According to a report in Il Messagero, Steiner fell at fence 10C, which was a drop of some kind. The horse was uninjured.
Another sad day for the sport.
Because this incident happened in Italy, a judicial investigation must now take place. In deaths that occur at sporting events, Italian authorities often file charges of 'culpable homicide' which is roughly the equivalent to our manslaughter charge. The best-known case of this is probably in the 1994 death of Ayrton Senna at Imola.
One of the salient points in Italian law is whether the athlete died at the venue or in the hospital. The law is harsher if the person dies at the venue so there was some speculation that an already-dead Senna was whisked away to hospital in order to avoid the additional legal hassles.
I'm not sure what the case was today, although the Italian reports said a medical specialist performed life-saving interventions/resuscitation (however, my Italian skills are limited).
All this to say the situation could get very interesting.
Last year, in a discussion of eventing safety, I wrote a post about how the threat of serious legal charges in Italy has made other sports adopt stricter safety measures.
Formula 1. In 1994 following Ayrton Senna's and Roland Ratzenberger's deaths (in separate crashes) at Imola, Italian authorities charged the race director, the heads of the Williams team and some track officials with manslaughter. All were eventually cleared but there's nothing like a manslaughter charge to motivate you to investigate and improve.
Since 1994, there have been no fatal accidents in F1.
Cycling. Cycling is a festival of pharmaceuticals with a bit of pedaling about on two wheels. The UCI (governing body) went to laughable lengths to not clean up the sport. But then local authorities in Spain, Belgium, France and Italy started to crack down on all the drug trafficking in team cars, arresting people, issuing subpoenas, etc. It also helped that sponsors filed lawsuits, not wanting to pay out to dopers. But it was getting hard to field teams for races in countries where riders would be pursued by the police as well as the peleton.

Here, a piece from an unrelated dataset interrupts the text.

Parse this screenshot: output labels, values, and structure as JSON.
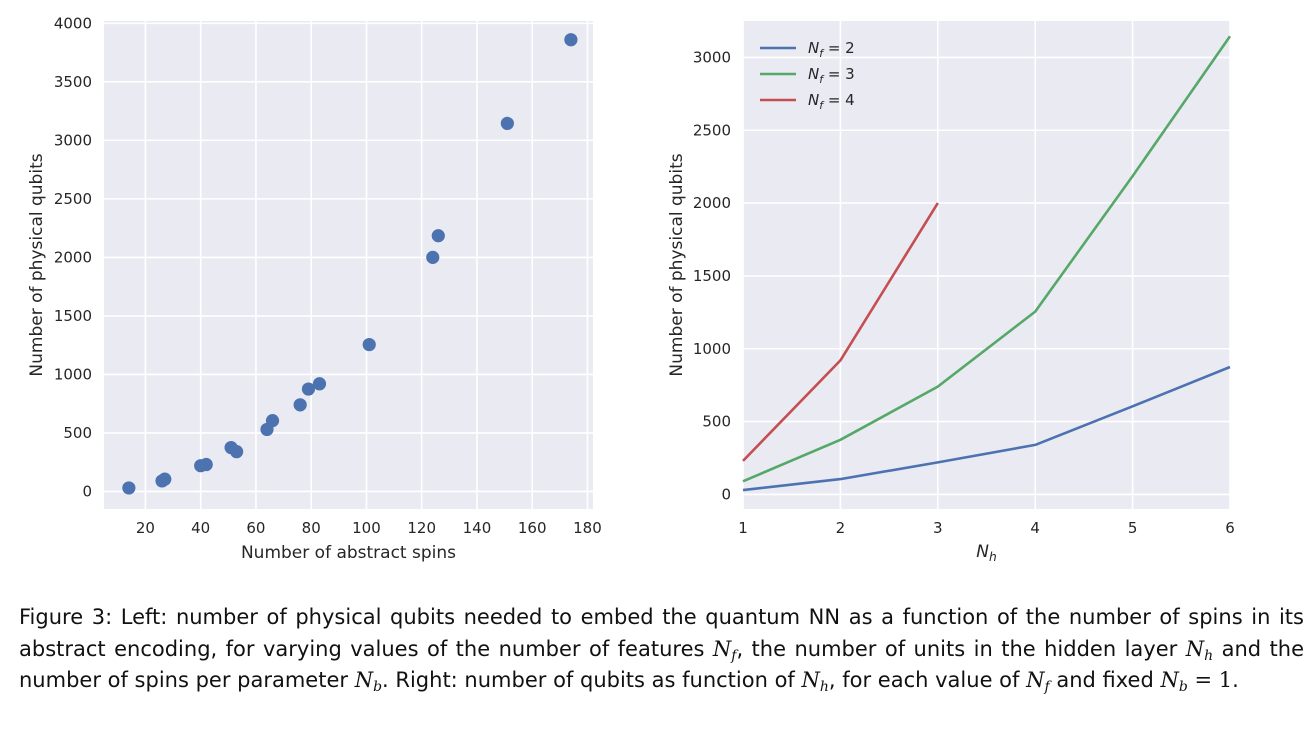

It's now safe to say that cycling is beginning to clean up. But it took some serious legal intervention that came from outside of the UCI.
Fencing. Fencing used to be fairly lax about equipment. Fencers used old masks, worn-out clothing, fought with weapons made of brittle carbon steel. And people occasionally died or got seriously injured, usually due to equipment failure and broken blades. A broken weapon blade is a lethal implement. But fencing is a small world and rarely makes the sports pages.
But then, in 1982, came the Smirnov Incident. At a competition in Rome, the USSR Olympic champion foilist was wearing an old mask, so when his opponent's blade broke, it pierced his mask and went through his eye socket into his brain. And yes, he died.
The Italian authorities wanted to treat Smirnov's death as a manslaughter case. The governing body of fencing, the FIE, didn't want this and promised the Italians that they'd make the sport safer. The FIE is like the FEI in more ways than just the letters, so it took about two years before the safety regs came into effect. But the FIE and NGBs formulated standards and safety measures for equipment and clothing, as well as mandating testing/inspection of ALL equipment at the start of every competition. Blades are now made from maraging steel but they still break.
There have been no deaths in fencing since Smirnov's.
Conclusions? Cycling and fencing required outside pressure to change their sports. F1 did it through bold, take-no-prisoners leadership.
So, with tongue party in cheek and partly sticking out at TPTB, maybe what eventing needs most is a high-profile accident in Italy or Spain. Italian and Spanish authorities tend to take on these cases -- just like with the recent CIA rendition trial in Italy or the torture stuff in Spain.
I quake every time I hear of a loss of horse or rider. I so wish there were some way this sport could be what it is without the losses. It's a crazy beautiful bunch who do this knowing that fellow athletes die for this passion.